Zero privacy risk: Data does not need to be uploaded to the cloud and is processed entirely locally.
Offline availability: It can still work fully in weak or no network environments (such as airplanes, remote areas).
Ultimate optimization: Combining weight compression and linear attention techniques to maximize hardware utilization.
The release of LFM2.5-1.2B Thinking has opened up new application doors for end-to-end AI, especially in scenarios where privacy and real-time requirements are extremely high:
| Application field | specific scenario | core value |
| Education and Examinations | Local tutoring and exercise analysis | Protecting students' privacy and making it accessible in a non networked environment |
| Mobile Assistant | Complex instruction execution, mathematical calculations | Low latency response and strong tool calling capability |
| Industrial Inspection4 | Equipment troubleshooting and edge data analysis | Adapt to harsh network environments and make real-time decisions |
Attention: Despite impressive performance, when dealing with extremely long contexts or complex logical reasoning, due to limitations in model size and end side memory, it is still necessary to set reasonable expectations and do a good job of resource matching.

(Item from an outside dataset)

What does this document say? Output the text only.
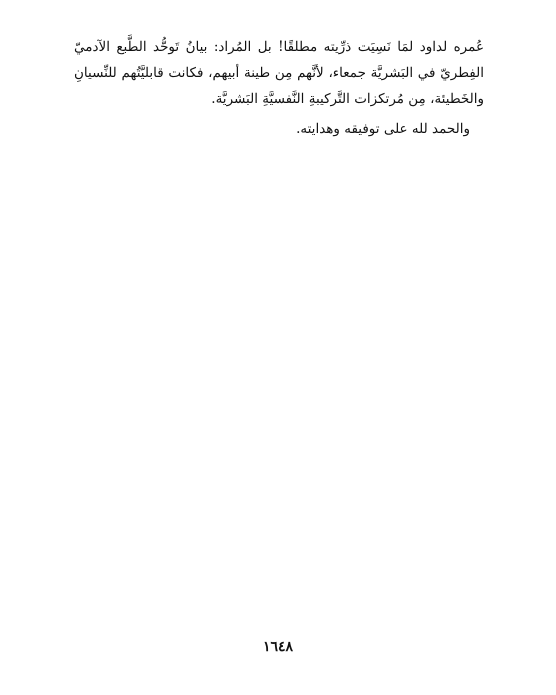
عُمره لداود لمَا نَسِيَت ذرِّيته مطلقًا! بل المُراد: بيانُ تَوحُّد الطَّبع الآدميّ الفِطريّ في البَشريَّة جمعاء، لأنَّهم مِن طينة أبيهم، فكانت قابليَّتُهم للنِّسيانِ والخَطيئة، مِن مُرتكزات التَّركيبةِ النَّفسيَّةِ البَشريَّة.

والحمد لله على توفيقه وهدايته.

١٦٤٨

LFM2.5-1.2B Thinking successfully combines "local inference+concise thinking+tool capabilities" into one, marking a new stage of "thinking" in edge intelligence. It proves that high efficiency is no longer the patent of giant models, and small models can also unleash great wisdom through excellent algorithm design. It is recommended that developers and industry users closely monitor their subsequent release of benchmark data and open testing entrances.